I understand the maximum freefall speed is around 120mph.
2006-11-21 01:39:41 · 4 answers · asked by Poor one 6 in Science & Mathematics ➔ Physics
The maximum speed is about 220-235 MPH, and it can be achieved in about 20 seconds of freefall, in a verticle dive (hands flat against the legs, body very straight, head down attitude), which would require only about 6000 feet of altitude. Then the parachutist would have to assume the 'flat and stable' body position, after about 25 seconds, in which the back is arched, arms outspread, hands flat, facing the earth, legs slightly spread and slightly bent. This will allow him/her to slow down to the normal 120 MPH speed for the opening of the parachute at a safe altitude. To open a parachute at the higher speeds could easily cause sturctural failure of both the parachute, and the human body. In civilian skydiving, 2500 feet is considered the minimum safe altitude for parachute deployment. Only licenced Experts are allowed to go lower, in the US the minimum for the "D" (Expert) licencee is 2000 feet. In Europe it is 600 meters, or 1960 feet. Many military drops are conducted at lower altitudes, but rarely with freefall rigs. The openings on these parachutes are automatic and happen immediately as the jumper leaves the aircraft. Federal Aviation Regulations do not regulate military operations.
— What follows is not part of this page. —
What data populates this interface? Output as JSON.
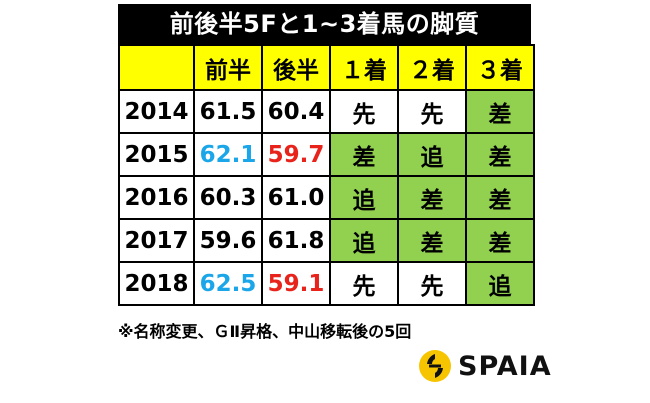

2006-11-21 01:42:25 · answer #1 · answered by Anonymous · 4⤊ 0⤋
Lot many issues are not stated
in the question.The altitude of the
airplane is not specified. If it is a
transport plane it flies around
35000ft. If it is a fighter plane it
could be as low as 5000ft. But it
has escape systems. The equations
governing free fall is as under.
s=u*t+1/2*a*t^2
v^2-u^2=2as
u[vertical]=0
v=final velocity
a=32ft/sec^2
It must be remembered that for safe
opening of parachute[without tearing
] you can not have speeds above 120mph.
Hence the free fall has to be between
35000 to a level where the velocity
attained is 120mph or 176ft/sec.
v^2-u^2=2as u=0
176^2=2*32*s
s=176*176/64
=484 ft
time of fall
16t^2=s
t^2=484/16
=30.25
t=5.5sec
2006-11-21 10:11:20 · answer #2 · answered by openpsychy 6 · 0⤊ 0⤋
about 3 seconds before the drag from air friction equals the 9.8 m/s^2 acceleration from Earth gravity
2006-11-21 10:06:28 · answer #3 · answered by SteveA8 6 · 0⤊ 0⤋
You would fall for about eleven hundred feet to maximum free fall speed,
2006-11-21 09:51:02 · answer #4 · answered by Billy Butthead 7 · 0⤊ 1⤋